When it seems you have lost your way, sometimes you must return to basics and follow the formula that won your collective hearts and minds in the first place. There have been stories around the communal campfire that Marvel as an entity has lost some heat off its fastball. The sheer expectations after Avengers: Endgame and the onslaught of projects a la Secret Invasion would give some credence to those thoughts. Earlier in the year, Guardians of the Galaxy Vol. 3 was released as the swan song for much of the creative and acting forces behind the enduring band misfit heroes.
The central hub was the emotional backstory of a character like Rocket Raccoon and how it tied into the High Evolutionary. From there, other things like the contention between Star-Lord and the variant Gamora flourished because you have already established a familiarity with all those characters. The Marvels has a similar approach that might feel akin to the early Marvel Cinematic Universe films – in which you will have strong main characters and a slightly weaker antagonist with a gripe reminiscent of previous villains within the other projects. No matter how messy it can get, it ultimately sticks the landing because the personalities accomplish the overall goal of making you care.

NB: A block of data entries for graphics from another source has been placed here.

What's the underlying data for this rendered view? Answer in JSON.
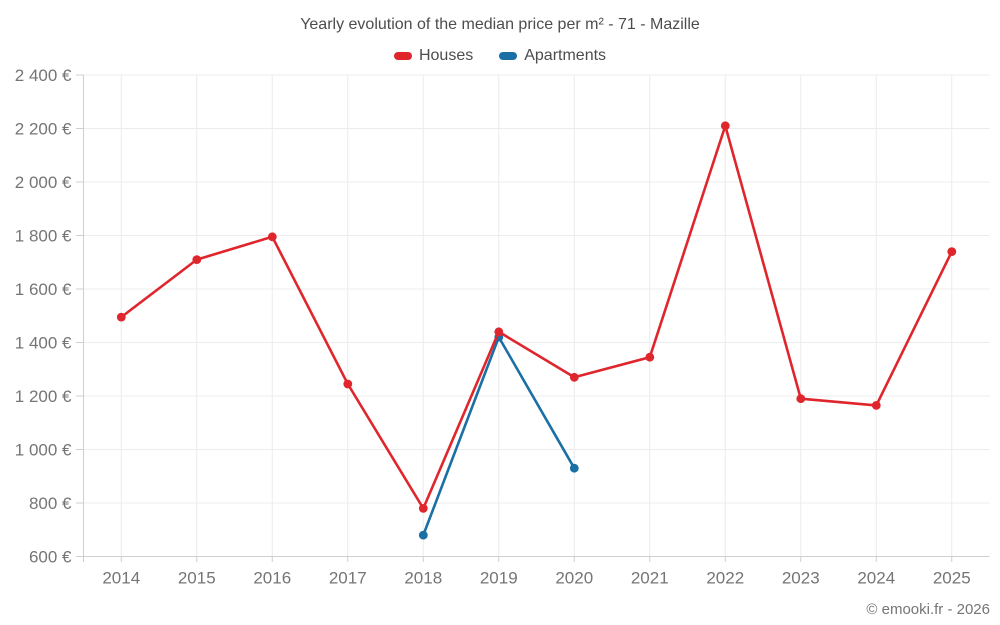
{
  "page": {
    "footer": "© emooki.fr - 2026"
  },
  "chart_data": {
    "type": "line",
    "title": "Yearly evolution of the median price per m² - 71 - Mazille",
    "categories": [
      "2014",
      "2015",
      "2016",
      "2017",
      "2018",
      "2019",
      "2020",
      "2021",
      "2022",
      "2023",
      "2024",
      "2025"
    ],
    "series": [
      {
        "name": "Houses",
        "color": "#e0262d",
        "values": [
          1495,
          1710,
          1795,
          1245,
          780,
          1440,
          1270,
          1345,
          2210,
          1190,
          1165,
          1740
        ]
      },
      {
        "name": "Apartments",
        "color": "#1a6fa5",
        "values": [
          null,
          null,
          null,
          null,
          680,
          1420,
          930,
          null,
          null,
          null,
          null,
          null
        ]
      }
    ],
    "xlabel": "",
    "ylabel": "",
    "ylim": [
      600,
      2400
    ],
    "yticks": [
      600,
      800,
      1000,
      1200,
      1400,
      1600,
      1800,
      2000,
      2200,
      2400
    ],
    "ytick_labels": [
      "600 €",
      "800 €",
      "1 000 €",
      "1 200 €",
      "1 400 €",
      "1 600 €",
      "1 800 €",
      "2 000 €",
      "2 200 €",
      "2 400 €"
    ],
    "grid": true,
    "legend_position": "top"
  },
  "colors": {
    "grid": "#ececec",
    "axis": "#cfcfcf",
    "tick_label": "#757575",
    "background": "#ffffff"
  }
}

Director Nia DaCosta begins the film with a broad overview to catch us up to speed. Kamala Khan (Iman Vellani) is still doodling while admiring Captain Marvel (Brie Larson) in Jersey City. Carol Danvers (Larson) is off in space trying to regain her memories from the first film and still has trouble working together with people. Monica Rambeau (Teyonah Parris), complete with her power set from WandaVision, is working with Nick Fury (Samuel L. Jackson) at the SABER space station. That’s all the homework you need to know before being propelled into the main conflict.
Dar-Benn (Zawe Ashton) is a survivor of the Kree civil war and is highly perturbed that the Kree home planet, Hala, is dying from a lack of natural resources. Carol is entangled in that mess because she destroyed a supreme intelligence AI that kept the place running. Dar-Benn is on the warpath to restore hope to her planet – looking for any means of magic or totems to make it so. Through an extreme mode of circumstance, the powers of our three heroes become linked, and they have to work together to destroy this looming threat.

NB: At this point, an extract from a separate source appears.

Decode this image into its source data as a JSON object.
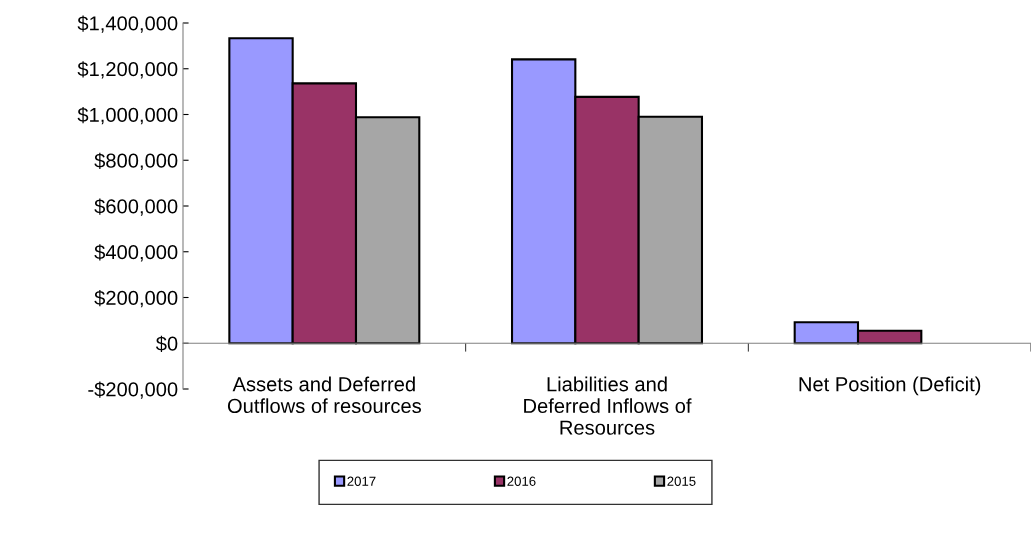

The co-writing team of DaCosta, Megan McDonnell, and Elissa Karasik recognizes early why the audience will wrap around this story – even if some elements fall by the wayside. The team of Larson, Vellani, and Parris are delightful once they come together and are a team for a good portion of The Marvels. Kamala has that sense of wonder and unbridled fandom about her, and the family aspect from Ms. Marvel still finds room to be an anchor. Even though there appear to be some world-changing ramifications, Kamala still has time to geek out that she’s with the person she’s always looked up to. Monica has come into her own, and there’s a little tension between her and Carol – which stems from previous events.
All of this combines to give not only the three leads an entire arch, but allows Larson to elevate past the “personality” criticisms of Captain Marvel. Carol is probably the most powerful superhero in the galaxy, but she still has to deal with regrets about her actions and the fact that she’s somewhat of a lone wolf. It’s the scenarios she finds herself in, complete with planets with people who sing, Kamala’s reaction to her, and who Monica has grown up to be, where everything comes full circle. The action sequences tie into this kinship with quick cuts and good special effects.
While The Marvels excels on the comedic front, the shakes may not feel as heavy as they should – especially considering Dar-Benn’s actions. Her message is like Thanos and Killmonger, where she would instead burn everything down for the greater good of a few. In previous Marvel installments, this is neither honorable nor a courageous mode of rationale – yet people still subscribe to it in their own way. A lot of destruction in the film is negated because of the lighthearted tone it’s intended to serve. At certain times, characters stop to contemplate a cataclysmic event, and there’s almost an invisible clock to get things moving again.
Is this a monumental Marvel entry? No, and I don't feel that many people would say it is. Perhaps some of the issues in the totality of the MCU and fitting into a particular mode of storytelling are still present. However, The Marvels excites you to see the main characters again first and where the overall “phase” is going as the cherry on top. I feel the MCU has lost some of that in the turnover but has regained some of that luster with the three they showcase here.